Es más o menos fácil hacernos eco de lo que supone la experiencia así entendida, pero ¿cómo se podría definir?, ¿qué es una experiencia? Pues quizá como acabo de decir: es un modo de definir nuestra relación con las cosas, considerando tanto aquello que tiene que ver con las cosas, como con el modo de relacionarnos con ellas y con su efecto sobre nosotros. En la experiencia hay algo que nos pasa, lo cual depende de qué sea aquello que lo ha provocado y cómo ha sido nuestra relación con ello. Esto desde las experiencias más breves o cotidianas (un soplo de aire en el rostro) hasta las más complejas y extendidas en el tiempo (la educación de un hijo). En todo ello algo ocurre, eso que ocurre nos afecta.

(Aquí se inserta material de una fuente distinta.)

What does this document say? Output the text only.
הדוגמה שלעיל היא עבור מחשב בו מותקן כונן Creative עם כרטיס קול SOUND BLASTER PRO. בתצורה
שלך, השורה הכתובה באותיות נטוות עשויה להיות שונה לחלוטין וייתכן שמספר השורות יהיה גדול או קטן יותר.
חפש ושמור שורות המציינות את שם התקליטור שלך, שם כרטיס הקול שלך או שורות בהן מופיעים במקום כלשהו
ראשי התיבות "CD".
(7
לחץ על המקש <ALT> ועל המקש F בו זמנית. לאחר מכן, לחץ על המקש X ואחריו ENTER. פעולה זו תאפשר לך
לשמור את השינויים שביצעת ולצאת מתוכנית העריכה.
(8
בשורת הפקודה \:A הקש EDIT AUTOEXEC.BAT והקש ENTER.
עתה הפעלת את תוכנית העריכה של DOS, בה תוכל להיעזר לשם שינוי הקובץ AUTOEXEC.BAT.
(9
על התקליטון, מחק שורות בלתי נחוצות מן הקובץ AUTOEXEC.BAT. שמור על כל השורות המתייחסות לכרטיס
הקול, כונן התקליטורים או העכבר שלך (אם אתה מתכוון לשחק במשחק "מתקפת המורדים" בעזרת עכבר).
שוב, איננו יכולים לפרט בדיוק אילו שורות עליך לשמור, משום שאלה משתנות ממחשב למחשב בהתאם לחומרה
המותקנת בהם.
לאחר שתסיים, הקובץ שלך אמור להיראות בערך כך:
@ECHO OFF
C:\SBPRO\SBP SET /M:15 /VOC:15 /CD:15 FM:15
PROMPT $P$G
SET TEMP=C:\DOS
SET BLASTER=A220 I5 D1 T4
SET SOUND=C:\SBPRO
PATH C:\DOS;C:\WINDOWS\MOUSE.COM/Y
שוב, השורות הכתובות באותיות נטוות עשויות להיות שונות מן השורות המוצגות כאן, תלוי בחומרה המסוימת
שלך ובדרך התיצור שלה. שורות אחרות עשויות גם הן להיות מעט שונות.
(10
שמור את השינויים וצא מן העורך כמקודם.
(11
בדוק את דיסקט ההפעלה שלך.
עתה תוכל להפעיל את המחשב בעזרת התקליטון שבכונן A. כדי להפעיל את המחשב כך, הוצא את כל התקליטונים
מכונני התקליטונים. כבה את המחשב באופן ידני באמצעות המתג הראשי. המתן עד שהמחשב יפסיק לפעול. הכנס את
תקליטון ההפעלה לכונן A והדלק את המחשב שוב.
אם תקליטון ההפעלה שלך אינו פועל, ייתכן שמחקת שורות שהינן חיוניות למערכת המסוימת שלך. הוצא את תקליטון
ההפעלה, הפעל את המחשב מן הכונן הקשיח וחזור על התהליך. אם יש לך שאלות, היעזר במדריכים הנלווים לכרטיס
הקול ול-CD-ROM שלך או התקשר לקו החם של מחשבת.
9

Y este afectarnos es algo que no acabamos de controlar del todo, sino que nos es dado, cuanto menos parcialmente; quiero decir: uno puede elegir cómo enfrentarse a una situación, pero cuál sea el resultado de dicha experiencia no lo podrá determinar del todo, sino que una buena parte de ella se le escapará.

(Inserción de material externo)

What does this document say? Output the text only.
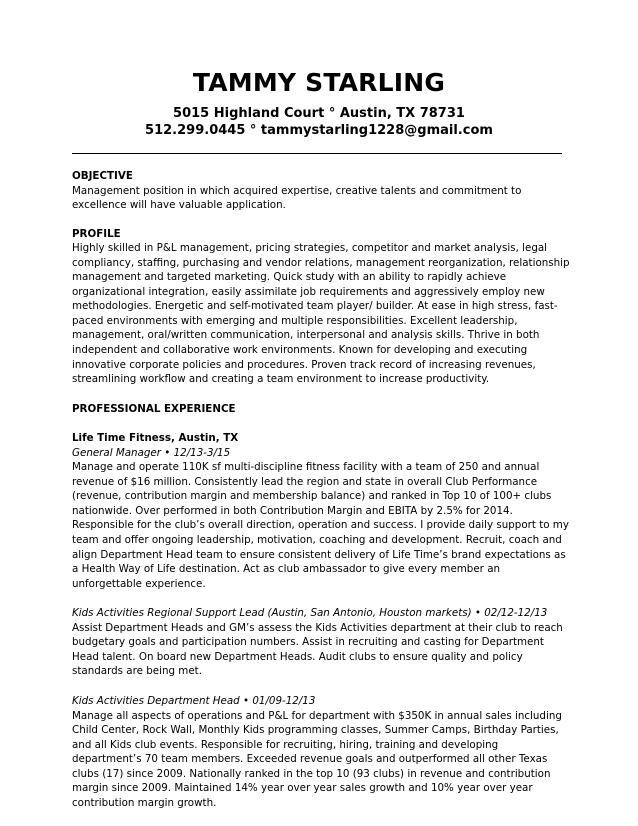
TAMMY STARLING
5015 Highland Court ° Austin, TX 78731
512.299.0445 ° tammystarling1228@gmail.com

OBJECTIVE

Management position in which acquired expertise, creative talents and commitment to excellence will have valuable application.

PROFILE

Highly skilled in P&L management, pricing strategies, competitor and market analysis, legal compliancy, staffing, purchasing and vendor relations, management reorganization, relationship management and targeted marketing. Quick study with an ability to rapidly achieve organizational integration, easily assimilate job requirements and aggressively employ new methodologies. Energetic and self-motivated team player/ builder. At ease in high stress, fast-paced environments with emerging and multiple responsibilities. Excellent leadership, management, oral/written communication, interpersonal and analysis skills. Thrive in both independent and collaborative work environments. Known for developing and executing innovative corporate policies and procedures. Proven track record of increasing revenues, streamlining workflow and creating a team environment to increase productivity.

PROFESSIONAL EXPERIENCE

Life Time Fitness, Austin, TX

General Manager • 12/13-3/15

Manage and operate 110K sf multi-discipline fitness facility with a team of 250 and annual revenue of $16 million. Consistently lead the region and state in overall Club Performance (revenue, contribution margin and membership balance) and ranked in Top 10 of 100+ clubs nationwide. Over performed in both Contribution Margin and EBITA by 2.5% for 2014. Responsible for the club’s overall direction, operation and success. I provide daily support to my team and offer ongoing leadership, motivation, coaching and development. Recruit, coach and align Department Head team to ensure consistent delivery of Life Time’s brand expectations as a Health Way of Life destination. Act as club ambassador to give every member an unforgettable experience.

Kids Activities Regional Support Lead (Austin, San Antonio, Houston markets) • 02/12-12/13

Assist Department Heads and GM’s assess the Kids Activities department at their club to reach budgetary goals and participation numbers. Assist in recruiting and casting for Department Head talent. On board new Department Heads. Audit clubs to ensure quality and policy standards are being met.

Kids Activities Department Head • 01/09-12/13

Manage all aspects of operations and P&L for department with $350K in annual sales including Child Center, Rock Wall, Monthly Kids programming classes, Summer Camps, Birthday Parties, and all Kids club events. Responsible for recruiting, hiring, training and developing department’s 70 team members. Exceeded revenue goals and outperformed all other Texas clubs (17) since 2009. Nationally ranked in the top 10 (93 clubs) in revenue and contribution margin since 2009. Maintained 14% year over year sales growth and 10% year over year contribution margin growth.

Consecuencia de todo ello se adquiere un cierto conocimiento, pero un conocimiento no teórico sino experiencial porque, como decía, la experiencia desborda lo meramente cognitivo. Adquiere así carta de presencia la sensibilidad, ‘tocar’ las cosas, en virtud de la cual la relación que se tiene con el mundo adquiere un color diferente. Educarnos para crecer en esta sensibilidad supone hacernos eco del cuerpo, de todo lo que tiene que ver con lo biológico, con lo vital, lo afectivo, instalándonos en la vida desde una clave que, de lo estético, muy bien puede abrirnos a lo espiritual.

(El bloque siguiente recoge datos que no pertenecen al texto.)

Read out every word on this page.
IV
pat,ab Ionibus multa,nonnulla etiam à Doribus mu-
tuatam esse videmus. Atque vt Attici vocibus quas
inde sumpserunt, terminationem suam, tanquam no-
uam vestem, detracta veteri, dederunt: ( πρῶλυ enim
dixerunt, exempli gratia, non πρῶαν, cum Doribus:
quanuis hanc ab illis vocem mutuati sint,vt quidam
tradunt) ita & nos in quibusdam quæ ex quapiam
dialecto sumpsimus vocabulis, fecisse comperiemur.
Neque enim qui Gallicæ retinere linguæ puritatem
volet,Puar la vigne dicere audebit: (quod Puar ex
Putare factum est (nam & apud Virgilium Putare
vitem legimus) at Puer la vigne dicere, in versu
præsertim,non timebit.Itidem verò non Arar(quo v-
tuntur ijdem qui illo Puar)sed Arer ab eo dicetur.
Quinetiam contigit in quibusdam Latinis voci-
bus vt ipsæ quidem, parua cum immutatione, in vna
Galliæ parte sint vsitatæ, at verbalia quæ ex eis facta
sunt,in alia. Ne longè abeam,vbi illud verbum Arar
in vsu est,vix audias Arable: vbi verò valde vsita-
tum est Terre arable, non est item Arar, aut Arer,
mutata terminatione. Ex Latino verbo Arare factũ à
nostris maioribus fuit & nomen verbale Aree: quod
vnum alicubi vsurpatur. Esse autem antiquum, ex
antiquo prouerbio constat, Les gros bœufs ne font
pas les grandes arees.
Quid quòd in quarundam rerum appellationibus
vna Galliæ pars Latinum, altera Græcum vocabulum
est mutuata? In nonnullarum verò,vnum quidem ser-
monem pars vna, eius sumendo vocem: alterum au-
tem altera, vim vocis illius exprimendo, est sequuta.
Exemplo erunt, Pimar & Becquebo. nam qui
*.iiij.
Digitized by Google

Se trata de un horizonte que sólo se hace accesible para quien paga el precio de renunciar a la certeza absoluta propia de una razón lógica, de una razón pura, precio que no es otro que insistir en estos ingredientes a menudo olvidados de nuestra razón, convirtiéndola en lo que el profesor Conill denomina razón impura, una razón de carácter experiencial, con una indudable dimensión hermenéutica (Gadamer) y noológica (Zubiri), dando así entrada al ámbito de lo que Ortega y Gasset denominaba el ámbito de lo vital, es decir, el que tiene que ver con la existencia sentida, con el valor vital de los valores y los sentimientos.

Ello supone descubrir esa vasta riqueza que subyace a una razón meramente lógica, qué ha de experiencial bajo el uso formal de la razón. Una razón que, por mucho que lo pretendan los autores idealistas, en su mismo ejercicio formal deja entrever voluntad, rebeldía, deseo de conocer, cansancio, ilusión… poniendo en entredicho precisamente esa pretendida autonomía absoluta de la razón (pura). Seguramente el a priori del cuerpo no se reduzca a su papel de soporte de las funciones de la conciencia y del lenguaje, sino que consista en un elemento integrador de la misma razón, tanto como para poder hablar también de ‘razón del cuerpo’ (Nietzsche), o de ‘razón sentiente’ (Zubiri). Muy bien se podría decir que la sensibilidad (el cuerpo, lo biológico, lo orgánico, lo afectivo) es el modo primario de la razón.